LONDON - Analysts at Deutsche Bank said they expect U.S. high yield defaults to climb to 5.0% by next year and peak at 10.3% in 2024, assuming that the economy falls into a recession at the end of 2023.
In its annual default study, Deutsche Bank said the ultra-low default world might be coming to an end.
"First, we will likely have a cyclical U.S. recession to address in 2023, and after that, a risk of the reversal of trends that have made the last 20 years so subdued for defaults," Deutsche Bank analysts, led by head of Thematic Research Jim Reid, said in a note.
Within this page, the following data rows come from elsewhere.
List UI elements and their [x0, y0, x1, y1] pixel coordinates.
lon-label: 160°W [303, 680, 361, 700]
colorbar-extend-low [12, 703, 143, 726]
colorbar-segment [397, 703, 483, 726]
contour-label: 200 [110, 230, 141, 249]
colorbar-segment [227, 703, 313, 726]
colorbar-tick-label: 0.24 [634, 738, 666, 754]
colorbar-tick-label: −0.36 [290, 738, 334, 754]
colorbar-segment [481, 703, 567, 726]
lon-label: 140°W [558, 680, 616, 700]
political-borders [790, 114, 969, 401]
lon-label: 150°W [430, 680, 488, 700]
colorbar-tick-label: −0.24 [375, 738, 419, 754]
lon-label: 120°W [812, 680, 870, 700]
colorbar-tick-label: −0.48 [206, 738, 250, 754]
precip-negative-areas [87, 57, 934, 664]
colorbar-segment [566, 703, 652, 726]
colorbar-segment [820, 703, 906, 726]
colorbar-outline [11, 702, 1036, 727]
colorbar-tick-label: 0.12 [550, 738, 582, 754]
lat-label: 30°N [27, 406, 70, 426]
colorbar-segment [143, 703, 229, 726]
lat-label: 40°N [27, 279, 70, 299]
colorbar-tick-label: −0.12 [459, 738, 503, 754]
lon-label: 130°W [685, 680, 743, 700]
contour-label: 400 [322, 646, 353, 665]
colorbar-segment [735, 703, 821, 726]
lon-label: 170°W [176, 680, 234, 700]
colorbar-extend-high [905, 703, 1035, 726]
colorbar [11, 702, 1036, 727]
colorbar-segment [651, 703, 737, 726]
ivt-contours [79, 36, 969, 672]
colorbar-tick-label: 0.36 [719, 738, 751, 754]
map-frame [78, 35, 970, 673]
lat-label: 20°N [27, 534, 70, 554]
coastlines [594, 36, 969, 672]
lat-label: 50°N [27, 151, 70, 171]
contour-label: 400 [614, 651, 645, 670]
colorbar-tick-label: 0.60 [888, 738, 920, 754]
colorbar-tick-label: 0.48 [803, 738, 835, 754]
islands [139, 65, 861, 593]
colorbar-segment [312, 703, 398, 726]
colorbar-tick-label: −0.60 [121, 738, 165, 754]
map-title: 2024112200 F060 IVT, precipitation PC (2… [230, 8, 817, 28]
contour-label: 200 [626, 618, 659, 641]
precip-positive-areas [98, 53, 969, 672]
In 2021, annual default rates for single-B rated debt at credit rating agencies Moody's and Standard & Poors were both under 2%, less than the 22-year average of around 4%.
The German bank's year-end 2022 forecast for credit spreads sees a moderate amount of tightening across both investment grade (IG) and high yield (HY) markets.
However, with a recession forecast for the second half of next year, Deutsche Bank sees HY spreads hitting more than 850 basis points and IG reaching above 210 basis points at the end of 2023. The spread on the ICE BofA U.S. Corporate Index, a benchmark for investment-grade debt, currently stands at 137 basis points. The equivalent for high yield debt is 419 basis points.
"From this starting point HY will underperform as attention shifts from rates to credit quality and default risk," Deutsche Bank says.
In Europe, Deutsche Bank expects HY defaults to climb to 3.8% by the end of next year, peak at 6.6% in 2024 and move back to 2% to 4% by 2025.